We found that JHC was not associated with renal outcome. JHC requires an evaluation of the degree of glomerular histologic changes including cellular, fibrocellular, and fibrous crescents; segmental sclerosis; and global sclerosis [17]. Three facts may explain why JHC was not associated with renal outcome. First, JHC does not include endocapillary proliferation, which was an independent risk factor for poor renal outcome in this study. Second, JHC includes segmental sclerosis and cellular or fibrocellular crescent. In our study, these histological features were not associated with poor renal outcome. Third, JHC was strongly correlated with Oxford T score (r = 0.56), which was not an independent predictor for renal outcome in our study. Thus, JHC is unsuitable for the prediction of renal outcome in adults with HSPN.
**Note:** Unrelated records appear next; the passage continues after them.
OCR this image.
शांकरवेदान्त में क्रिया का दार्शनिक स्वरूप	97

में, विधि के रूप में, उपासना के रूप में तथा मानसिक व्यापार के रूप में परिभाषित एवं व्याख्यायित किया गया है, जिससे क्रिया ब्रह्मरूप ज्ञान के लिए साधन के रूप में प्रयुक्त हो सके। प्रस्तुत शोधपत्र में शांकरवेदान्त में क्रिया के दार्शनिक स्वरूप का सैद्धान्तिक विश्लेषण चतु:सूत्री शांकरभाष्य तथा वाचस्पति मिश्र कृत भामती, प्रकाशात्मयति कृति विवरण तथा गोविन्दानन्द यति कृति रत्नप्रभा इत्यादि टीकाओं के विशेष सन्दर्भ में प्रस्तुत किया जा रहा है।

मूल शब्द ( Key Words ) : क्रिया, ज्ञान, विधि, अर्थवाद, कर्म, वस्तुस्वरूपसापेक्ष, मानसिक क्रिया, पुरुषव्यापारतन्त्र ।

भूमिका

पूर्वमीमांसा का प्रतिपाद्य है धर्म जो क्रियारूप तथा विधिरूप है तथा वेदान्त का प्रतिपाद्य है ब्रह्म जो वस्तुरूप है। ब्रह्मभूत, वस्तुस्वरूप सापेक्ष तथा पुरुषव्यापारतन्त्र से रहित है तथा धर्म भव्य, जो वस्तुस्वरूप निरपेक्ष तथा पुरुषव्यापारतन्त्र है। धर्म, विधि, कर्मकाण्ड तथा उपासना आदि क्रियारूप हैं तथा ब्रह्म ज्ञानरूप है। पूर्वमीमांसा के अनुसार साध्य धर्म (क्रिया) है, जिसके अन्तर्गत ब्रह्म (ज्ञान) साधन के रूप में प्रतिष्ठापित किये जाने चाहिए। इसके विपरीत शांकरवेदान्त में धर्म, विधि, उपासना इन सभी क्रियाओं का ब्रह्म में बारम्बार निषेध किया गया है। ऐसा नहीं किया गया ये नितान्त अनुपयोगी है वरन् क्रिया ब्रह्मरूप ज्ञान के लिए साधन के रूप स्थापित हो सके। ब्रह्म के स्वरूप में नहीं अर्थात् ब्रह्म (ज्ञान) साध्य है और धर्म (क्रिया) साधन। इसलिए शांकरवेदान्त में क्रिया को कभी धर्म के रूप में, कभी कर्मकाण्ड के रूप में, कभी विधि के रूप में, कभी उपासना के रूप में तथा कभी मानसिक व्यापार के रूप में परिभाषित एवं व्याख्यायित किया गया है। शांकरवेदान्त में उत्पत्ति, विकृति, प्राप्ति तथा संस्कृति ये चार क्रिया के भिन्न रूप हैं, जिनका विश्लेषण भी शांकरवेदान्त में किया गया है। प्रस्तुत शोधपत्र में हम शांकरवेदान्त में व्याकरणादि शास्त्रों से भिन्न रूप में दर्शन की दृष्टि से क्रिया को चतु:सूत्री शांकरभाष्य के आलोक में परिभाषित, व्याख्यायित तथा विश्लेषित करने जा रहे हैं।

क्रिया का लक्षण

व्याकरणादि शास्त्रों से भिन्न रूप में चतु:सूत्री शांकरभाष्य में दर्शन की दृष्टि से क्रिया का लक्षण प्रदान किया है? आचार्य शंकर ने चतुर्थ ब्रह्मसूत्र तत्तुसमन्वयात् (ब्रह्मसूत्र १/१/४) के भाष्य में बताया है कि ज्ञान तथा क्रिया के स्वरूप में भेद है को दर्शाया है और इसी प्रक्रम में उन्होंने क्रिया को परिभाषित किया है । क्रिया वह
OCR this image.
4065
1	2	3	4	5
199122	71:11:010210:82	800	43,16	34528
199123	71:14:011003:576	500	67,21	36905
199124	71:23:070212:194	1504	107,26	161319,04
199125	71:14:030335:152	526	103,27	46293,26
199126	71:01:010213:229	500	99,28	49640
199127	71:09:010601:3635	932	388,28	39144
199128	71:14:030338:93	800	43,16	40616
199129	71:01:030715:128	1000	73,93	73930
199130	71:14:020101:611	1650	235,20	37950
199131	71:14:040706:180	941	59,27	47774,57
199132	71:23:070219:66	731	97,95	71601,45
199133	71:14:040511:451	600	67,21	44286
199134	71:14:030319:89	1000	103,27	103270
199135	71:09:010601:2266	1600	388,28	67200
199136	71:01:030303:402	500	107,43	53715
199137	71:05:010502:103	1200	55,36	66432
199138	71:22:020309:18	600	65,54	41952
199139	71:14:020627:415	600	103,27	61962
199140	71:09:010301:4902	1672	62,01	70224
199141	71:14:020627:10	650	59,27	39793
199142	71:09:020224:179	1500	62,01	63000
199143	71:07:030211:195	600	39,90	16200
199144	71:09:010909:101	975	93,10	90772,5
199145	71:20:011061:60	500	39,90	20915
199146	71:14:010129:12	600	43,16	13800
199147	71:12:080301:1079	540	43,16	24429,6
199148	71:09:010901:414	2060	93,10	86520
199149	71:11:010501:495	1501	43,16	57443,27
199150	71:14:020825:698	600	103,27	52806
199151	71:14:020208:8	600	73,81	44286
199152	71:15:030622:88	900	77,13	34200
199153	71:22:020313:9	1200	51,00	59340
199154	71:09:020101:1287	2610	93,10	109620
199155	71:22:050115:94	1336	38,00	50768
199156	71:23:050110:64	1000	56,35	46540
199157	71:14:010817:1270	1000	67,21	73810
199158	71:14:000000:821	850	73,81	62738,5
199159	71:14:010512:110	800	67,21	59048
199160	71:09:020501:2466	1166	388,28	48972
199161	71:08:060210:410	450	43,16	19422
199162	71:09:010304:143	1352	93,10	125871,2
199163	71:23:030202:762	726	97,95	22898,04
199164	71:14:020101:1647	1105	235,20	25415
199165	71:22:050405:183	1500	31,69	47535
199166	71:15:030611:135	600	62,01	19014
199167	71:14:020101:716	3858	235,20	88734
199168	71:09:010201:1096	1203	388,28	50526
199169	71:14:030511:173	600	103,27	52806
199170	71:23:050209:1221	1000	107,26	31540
Our study was limited by its retrospective study design and the limited number of cases. The observed number of renal outcomes in this study yielded a statistical power of approximately 65% for detecting a HR of 3 at the 5% significance level in all patients with HSPN. Although HSPN is more frequently observed in Asian countries than in other countries, adult HSPN is rare among kidney diseases. This is because the incidence of adult HSPN is between one-thirtieth to one-half of the incidence of pediatric HSPN [27], and is about one-tenth of the incidence of adult IgAN [22, 28]. Thus, it was difficult to register a sufficient number of adult patients with HSPN for studies. Therefore, prospective and multinational cohort studies are needed.

Conclusions

In conclusion, endocapillary proliferation was significantly associated with poor renal outcome in adults with HSPN, even in patients receiving immunosuppressive therapy. Other Oxford classification lesions including C lesions, JHC, and ISKDC classification were not associated with renal outcome.